Cet épisode du genre est le dernier avatar en date de ladite « guerre des sexes ». Son fondement principal ne serait-il pas la séparation outrée des sexes ? N’en rajoute-t-on pas ? Cette fameuse différence, indéniable, forme le fond de commerce malheureux de nos littératures, chansons, cinéma… En fait, elle génère souffrance et malentendu. Mais c’est comme ça, croit-on. En réalité, on s’entend mieux avec le semblable proche qu’avec le semblable différent. Rainer Maria Rilke l’avait pressenti il y a cent ansdans ce beau passage de « Lettres à un jeune poète »
« Les sexes sont peut-être plus parents qu’on ne le croit : et le grand renouvellement du monde tiendra sans doute en ceci : l’homme et la femme, libérés de toutes leurs erreurs, de toutes leurs difficultés, ne se rechercheront plus comme des contraires, mais comme des frères et sœurs, comme des proches. Ils uniront leurs humanités pour supporter ensemble, gravement, patiemment, le poids de la chair difficile qui leur a été donnée ». (« Lettres à un jeune poète »)
La théorie du genre est un pas sur le chemin d’une réconciliation possible des hommes et des femmes. A condition qu’ils la veuillent.
Mais une autre question se pose. Etait-il opportun de lancer aujourd’hui, en pleine crise des valeurs et de l’économie, ce missile ? Fallait-il aborder aussi frontalement une évidence qui ne l’est pas pour tous ? Il aurait été plus politique de continuer à l’école le travail sur les stéréotypes sexuels, de favoriser une réflexion sur les rôles sans faire ce tapage théorique. L’intitulé lui-même « théorie du genre » est incompréhensible pour beaucoup d’entre nous . Mais là est le défaut majeur de la politique du gouvernement en place. Elle impose ce qu’elle croit juste. Cette absence de tactique est caractéristique de la gauche, sûre jusqu’à l’arrogance de détenir la vérité. On ne gouverne pas avec des certitudes. Autres exemples qui ont semé la division dans le peuple de France et réveillé de vieux démons : le mariage gay, le changement du terme « détresse » dans la loi sur L’IVG. Une bonne navigation politique consiste à observer le ciel, on n’engage pas son navire dans des eaux troublées. Le souci de détourner l’attention de problèmes plus urgents est à la base de ces bévues politiques. Non seulement elle ne trompe personne mais obtient le résultat inverse : dresser les individus les uns contre les autres et ajouter des problèmes à ceux existants.

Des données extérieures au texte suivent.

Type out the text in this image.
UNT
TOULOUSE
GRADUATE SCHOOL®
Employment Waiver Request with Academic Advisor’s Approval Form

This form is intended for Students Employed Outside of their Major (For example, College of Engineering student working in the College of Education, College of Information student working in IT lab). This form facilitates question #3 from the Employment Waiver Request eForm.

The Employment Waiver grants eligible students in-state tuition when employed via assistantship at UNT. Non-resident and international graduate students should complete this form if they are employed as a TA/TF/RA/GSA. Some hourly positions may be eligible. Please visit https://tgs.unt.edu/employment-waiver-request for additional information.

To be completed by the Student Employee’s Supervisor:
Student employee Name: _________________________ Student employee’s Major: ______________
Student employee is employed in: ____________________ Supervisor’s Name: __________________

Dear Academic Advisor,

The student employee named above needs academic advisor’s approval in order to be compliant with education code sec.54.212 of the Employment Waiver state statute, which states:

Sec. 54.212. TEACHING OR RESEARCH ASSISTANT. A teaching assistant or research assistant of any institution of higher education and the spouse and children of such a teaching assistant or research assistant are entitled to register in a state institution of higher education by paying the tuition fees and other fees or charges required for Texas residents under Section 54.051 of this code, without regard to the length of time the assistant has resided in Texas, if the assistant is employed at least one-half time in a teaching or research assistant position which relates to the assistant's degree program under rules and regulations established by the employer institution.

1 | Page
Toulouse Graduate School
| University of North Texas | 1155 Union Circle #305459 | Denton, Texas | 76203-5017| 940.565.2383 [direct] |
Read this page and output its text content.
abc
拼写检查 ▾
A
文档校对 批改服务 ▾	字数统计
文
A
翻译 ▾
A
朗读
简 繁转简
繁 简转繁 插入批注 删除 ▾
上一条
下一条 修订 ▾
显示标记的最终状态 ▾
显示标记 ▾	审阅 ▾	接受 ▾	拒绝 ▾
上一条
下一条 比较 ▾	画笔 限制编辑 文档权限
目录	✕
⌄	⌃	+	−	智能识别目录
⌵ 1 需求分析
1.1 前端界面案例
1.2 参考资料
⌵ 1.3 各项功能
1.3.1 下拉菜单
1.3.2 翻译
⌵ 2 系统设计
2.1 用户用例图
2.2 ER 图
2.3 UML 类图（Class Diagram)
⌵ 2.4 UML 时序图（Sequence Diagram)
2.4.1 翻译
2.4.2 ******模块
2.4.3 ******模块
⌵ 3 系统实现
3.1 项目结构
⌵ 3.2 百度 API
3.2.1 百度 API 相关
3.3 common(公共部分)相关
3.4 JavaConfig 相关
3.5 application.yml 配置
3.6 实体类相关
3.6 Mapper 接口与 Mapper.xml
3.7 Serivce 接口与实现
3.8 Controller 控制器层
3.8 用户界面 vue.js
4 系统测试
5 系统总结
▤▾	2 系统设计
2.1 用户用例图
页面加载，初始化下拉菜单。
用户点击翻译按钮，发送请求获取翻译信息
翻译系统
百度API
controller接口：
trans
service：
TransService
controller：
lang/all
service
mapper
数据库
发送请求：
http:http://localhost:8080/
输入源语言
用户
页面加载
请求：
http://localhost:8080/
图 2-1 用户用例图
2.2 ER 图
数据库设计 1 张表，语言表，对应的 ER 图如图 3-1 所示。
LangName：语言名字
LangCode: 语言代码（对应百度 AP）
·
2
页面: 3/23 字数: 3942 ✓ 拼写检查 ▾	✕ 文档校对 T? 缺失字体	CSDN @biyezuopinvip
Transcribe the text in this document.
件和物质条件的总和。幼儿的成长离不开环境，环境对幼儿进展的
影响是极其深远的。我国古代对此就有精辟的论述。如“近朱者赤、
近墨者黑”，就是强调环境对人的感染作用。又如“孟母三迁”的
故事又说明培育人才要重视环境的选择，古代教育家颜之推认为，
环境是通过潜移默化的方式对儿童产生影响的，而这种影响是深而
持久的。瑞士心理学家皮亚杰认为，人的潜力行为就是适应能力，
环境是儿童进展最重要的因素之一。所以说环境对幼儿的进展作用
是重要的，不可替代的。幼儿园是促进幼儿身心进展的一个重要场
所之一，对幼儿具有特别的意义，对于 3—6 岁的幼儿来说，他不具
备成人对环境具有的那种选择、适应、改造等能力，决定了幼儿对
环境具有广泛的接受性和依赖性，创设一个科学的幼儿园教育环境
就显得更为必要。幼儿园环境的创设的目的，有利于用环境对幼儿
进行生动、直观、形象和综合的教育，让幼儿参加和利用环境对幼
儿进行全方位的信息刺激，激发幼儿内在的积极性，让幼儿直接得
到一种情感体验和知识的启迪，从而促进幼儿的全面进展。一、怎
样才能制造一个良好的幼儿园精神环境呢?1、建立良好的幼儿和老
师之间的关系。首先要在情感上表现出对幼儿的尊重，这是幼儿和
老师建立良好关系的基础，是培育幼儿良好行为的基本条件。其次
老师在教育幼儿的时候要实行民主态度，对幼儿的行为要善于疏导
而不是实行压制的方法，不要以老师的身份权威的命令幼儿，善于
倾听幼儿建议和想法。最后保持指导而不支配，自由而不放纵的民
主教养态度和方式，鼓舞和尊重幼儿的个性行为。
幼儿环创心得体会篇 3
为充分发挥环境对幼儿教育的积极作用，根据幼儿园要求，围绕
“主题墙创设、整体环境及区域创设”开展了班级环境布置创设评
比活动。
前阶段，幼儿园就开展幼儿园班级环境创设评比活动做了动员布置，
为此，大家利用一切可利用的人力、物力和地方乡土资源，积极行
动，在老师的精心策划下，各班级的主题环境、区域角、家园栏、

Quarante ans après cet article du Monde, « Juste un mot », resurgit la grande Querelle. Elle ne s’épuisera pas en quelques décennies. Il a fallu des millénaires pour bâtir ce qu’on appelle le patriarcat, ce monde humain où règnent les dominations et les ségrégations qu’elles engendrent. Mais il faut savoir accompagner les indéniables signes d’essoufflement de toute une civilisation.
Anne Zelensky.
Lectures :5002
Je sais pour en avoir parlé avec elle, qu’Anne Zelensky trouve dans le patriarcat la source de toutes les violences et de toutes les dominations. C’est un point de vue qui me semble réducteur. Evoquons la lutte des classes, les nationalismes, autant de facteurs qui ne peuvent être réduits au patriarcat. Je comprends que les féministes insistent sur l’aspect culturel des rôles attribués aux genres, car c’est le seul sur lequel on puisse vraiment envisager d’intervenir. Pour autant, cela ne doit pas conduire à minimiser, voire nier le facteur biologique dans sa complexité. Il me semble que lorsqu’elle écrit : « sait-on vraiment ce qu’est un homme et une femme en dehors de la simple assignation biologique ? « , « simple » est sans doute de trop. Cela demanderait de longs développements, mais je ne suis pas persuadé du tout que l’indifférentiation des sexes conduirait à leur rapprochement. Il conduirait probablement … à l’indifférence, ce qui n’est pas pareil.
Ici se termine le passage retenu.